None of that matters as they rip through instantly recognizable classics by Fleetwood Mac, Queen, Journey, and more, leading the enraptured crowd in ecstatic sing-alongs. The players are consummate showmen and women, veterans of a day when a guitar was as much a stage prop as a musical instrument. If the decline of rock n’ roll has taught these veterans anything, it is to make it less about ego and more about the crowd and their good time.
In between musical numbers, actors perform funny skits spoofing the dunderheaded excesses of latter-day rock stars, as they cluelessly sit for interviews and let their passions run away with them. Also, it wouldn’t be a Vegas show without scantily-clad go-go girls, so young hotties are on hand to dance in bikinis for no good reason, besides your enjoyment.
The obvious comparison is “Rock of Ages,” but in this revue the music is front and center, rather than a ham-handed attempt to string a plot together from rock lyrics. There’s a laser light show, but no pyro. That’s probably a good thing in a theater this small.

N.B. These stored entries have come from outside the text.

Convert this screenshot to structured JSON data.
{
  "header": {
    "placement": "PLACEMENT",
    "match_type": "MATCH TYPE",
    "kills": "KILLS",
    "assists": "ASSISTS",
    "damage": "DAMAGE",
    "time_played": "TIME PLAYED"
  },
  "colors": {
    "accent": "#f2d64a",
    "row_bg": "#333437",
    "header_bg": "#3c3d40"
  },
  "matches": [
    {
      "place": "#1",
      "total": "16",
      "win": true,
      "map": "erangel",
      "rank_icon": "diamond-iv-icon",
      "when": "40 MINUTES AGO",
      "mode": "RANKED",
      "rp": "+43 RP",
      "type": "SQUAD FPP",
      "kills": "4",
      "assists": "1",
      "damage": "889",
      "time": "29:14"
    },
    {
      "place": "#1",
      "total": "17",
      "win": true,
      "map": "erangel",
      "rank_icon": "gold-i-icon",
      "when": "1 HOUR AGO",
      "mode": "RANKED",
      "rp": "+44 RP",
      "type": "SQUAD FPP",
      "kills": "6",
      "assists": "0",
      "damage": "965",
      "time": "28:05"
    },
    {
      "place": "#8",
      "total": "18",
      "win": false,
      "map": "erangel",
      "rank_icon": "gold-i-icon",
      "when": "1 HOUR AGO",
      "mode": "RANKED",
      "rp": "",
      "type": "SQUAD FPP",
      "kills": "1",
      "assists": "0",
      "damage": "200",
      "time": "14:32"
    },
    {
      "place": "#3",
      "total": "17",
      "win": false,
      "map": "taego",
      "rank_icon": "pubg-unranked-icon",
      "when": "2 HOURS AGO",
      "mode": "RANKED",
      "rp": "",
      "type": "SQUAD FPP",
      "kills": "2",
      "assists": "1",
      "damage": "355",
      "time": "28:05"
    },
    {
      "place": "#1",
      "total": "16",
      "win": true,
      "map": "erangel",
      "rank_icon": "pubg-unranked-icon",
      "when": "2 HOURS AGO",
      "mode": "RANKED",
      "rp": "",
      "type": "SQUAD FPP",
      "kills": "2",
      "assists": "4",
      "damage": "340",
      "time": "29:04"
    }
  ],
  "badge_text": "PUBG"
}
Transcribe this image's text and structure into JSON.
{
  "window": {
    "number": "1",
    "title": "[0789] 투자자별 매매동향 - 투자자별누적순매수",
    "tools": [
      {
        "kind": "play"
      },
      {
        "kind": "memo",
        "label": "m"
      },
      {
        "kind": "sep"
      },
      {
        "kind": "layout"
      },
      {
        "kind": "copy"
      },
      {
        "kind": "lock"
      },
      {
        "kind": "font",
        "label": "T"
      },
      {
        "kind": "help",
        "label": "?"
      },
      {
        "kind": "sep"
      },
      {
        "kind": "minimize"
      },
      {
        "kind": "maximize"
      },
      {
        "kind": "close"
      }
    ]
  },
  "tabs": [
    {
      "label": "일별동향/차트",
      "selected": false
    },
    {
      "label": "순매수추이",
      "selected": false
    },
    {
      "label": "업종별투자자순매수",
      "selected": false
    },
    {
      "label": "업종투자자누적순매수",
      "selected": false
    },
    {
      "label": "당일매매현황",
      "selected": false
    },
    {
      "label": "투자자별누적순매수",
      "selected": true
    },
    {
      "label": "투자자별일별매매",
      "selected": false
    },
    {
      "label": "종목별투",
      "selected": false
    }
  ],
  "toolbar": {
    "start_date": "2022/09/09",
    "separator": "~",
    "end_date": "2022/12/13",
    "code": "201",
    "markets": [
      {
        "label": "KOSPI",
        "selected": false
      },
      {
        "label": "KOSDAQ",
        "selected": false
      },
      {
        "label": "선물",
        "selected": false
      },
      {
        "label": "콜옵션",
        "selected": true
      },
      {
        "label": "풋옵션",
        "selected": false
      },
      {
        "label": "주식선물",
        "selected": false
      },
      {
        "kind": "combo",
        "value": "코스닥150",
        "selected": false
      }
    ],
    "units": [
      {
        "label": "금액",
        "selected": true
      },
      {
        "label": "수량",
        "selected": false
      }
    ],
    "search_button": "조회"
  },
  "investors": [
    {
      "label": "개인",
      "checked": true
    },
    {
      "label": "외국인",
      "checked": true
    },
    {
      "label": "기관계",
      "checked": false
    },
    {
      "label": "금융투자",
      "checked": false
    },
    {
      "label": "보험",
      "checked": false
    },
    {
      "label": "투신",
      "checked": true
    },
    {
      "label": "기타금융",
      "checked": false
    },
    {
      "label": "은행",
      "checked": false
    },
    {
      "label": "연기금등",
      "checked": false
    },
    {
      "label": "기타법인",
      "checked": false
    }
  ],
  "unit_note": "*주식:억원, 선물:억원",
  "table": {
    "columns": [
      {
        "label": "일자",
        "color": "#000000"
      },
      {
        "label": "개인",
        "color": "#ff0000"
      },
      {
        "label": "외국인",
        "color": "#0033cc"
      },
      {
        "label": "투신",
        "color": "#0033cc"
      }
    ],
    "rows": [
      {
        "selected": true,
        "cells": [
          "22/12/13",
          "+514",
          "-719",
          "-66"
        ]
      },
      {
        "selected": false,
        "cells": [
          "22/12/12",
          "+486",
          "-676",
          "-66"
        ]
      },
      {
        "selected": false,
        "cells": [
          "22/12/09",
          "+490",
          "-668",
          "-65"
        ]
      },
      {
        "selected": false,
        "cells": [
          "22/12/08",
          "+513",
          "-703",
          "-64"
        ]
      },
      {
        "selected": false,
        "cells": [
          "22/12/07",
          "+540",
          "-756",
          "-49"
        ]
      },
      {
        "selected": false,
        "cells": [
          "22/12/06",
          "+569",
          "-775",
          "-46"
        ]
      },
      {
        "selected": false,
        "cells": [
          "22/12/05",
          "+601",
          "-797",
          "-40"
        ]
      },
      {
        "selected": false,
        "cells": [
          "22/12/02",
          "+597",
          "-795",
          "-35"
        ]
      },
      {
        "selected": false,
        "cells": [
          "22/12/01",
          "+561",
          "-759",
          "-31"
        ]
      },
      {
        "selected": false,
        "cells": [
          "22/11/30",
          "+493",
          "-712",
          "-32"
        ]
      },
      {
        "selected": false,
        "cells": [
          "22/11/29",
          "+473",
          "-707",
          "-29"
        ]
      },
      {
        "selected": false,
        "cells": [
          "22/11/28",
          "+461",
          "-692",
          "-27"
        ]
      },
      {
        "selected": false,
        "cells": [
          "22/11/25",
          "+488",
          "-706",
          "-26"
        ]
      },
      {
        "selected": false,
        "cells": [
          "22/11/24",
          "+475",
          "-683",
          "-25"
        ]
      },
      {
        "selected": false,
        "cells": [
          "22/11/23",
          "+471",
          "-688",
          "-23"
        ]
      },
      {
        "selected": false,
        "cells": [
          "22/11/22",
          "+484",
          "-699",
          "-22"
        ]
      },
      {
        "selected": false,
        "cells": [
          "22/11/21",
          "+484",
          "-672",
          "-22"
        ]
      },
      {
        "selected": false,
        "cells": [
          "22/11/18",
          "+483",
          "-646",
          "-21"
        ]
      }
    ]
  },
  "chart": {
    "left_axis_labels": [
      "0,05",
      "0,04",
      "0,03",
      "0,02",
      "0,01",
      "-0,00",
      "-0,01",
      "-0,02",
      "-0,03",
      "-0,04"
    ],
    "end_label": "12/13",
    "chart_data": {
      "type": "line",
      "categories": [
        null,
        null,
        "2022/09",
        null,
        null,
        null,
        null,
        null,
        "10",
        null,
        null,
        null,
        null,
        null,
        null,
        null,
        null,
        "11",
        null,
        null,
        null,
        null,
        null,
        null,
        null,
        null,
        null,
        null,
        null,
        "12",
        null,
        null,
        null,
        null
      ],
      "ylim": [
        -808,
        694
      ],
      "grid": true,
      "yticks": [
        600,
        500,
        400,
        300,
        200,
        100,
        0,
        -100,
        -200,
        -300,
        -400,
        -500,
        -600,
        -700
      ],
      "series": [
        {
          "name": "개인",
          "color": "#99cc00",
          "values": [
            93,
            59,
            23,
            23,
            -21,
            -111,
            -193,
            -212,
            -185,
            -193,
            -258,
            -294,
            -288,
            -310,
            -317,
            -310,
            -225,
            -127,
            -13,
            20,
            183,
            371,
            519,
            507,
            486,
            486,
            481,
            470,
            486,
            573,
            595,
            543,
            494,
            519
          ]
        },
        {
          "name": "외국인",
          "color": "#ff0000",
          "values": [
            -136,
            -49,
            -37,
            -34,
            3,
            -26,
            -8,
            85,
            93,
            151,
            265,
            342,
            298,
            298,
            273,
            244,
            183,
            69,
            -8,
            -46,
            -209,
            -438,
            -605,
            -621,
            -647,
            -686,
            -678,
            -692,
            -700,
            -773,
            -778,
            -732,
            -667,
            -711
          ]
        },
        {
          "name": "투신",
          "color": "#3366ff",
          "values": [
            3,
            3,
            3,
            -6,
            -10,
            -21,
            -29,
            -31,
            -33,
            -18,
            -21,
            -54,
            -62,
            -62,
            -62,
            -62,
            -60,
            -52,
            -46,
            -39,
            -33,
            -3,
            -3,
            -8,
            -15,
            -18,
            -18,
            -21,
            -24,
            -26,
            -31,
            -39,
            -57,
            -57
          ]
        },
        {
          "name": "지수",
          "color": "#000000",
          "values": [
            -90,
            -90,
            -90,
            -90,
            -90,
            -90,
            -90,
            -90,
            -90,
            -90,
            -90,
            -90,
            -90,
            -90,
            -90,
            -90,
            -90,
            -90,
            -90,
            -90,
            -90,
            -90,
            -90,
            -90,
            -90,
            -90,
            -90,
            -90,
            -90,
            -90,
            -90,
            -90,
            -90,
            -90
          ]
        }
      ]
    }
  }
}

It’s hard to imagine a crowd having a better time, even a Vegas crowd. No aggro mosh pits in sight, this is music for dancing, pumping your fist, making out with your sweetie, putting arms around the shoulders of friends and loved ones and singing the words you know so well at the top of your lungs. You have to be made of ice not to join the crowd belting “Dream on! Dream on! Dream until your dreams come true!” The writers of this music really believed that sentiment; they wanted their fans to believe it too. “Raiding the Rock Vault” is hell-bent on keeping that dream alive.
Verdict: If this music is your guilty pleasure, turn yourself in. You deserve to spend a night out at the Hard Rock Hotel and Casino, and experience Raiding the Rock Vault with some of the originators of that music, singing along to the jams, anthems, and power ballads that launched a billion hormones.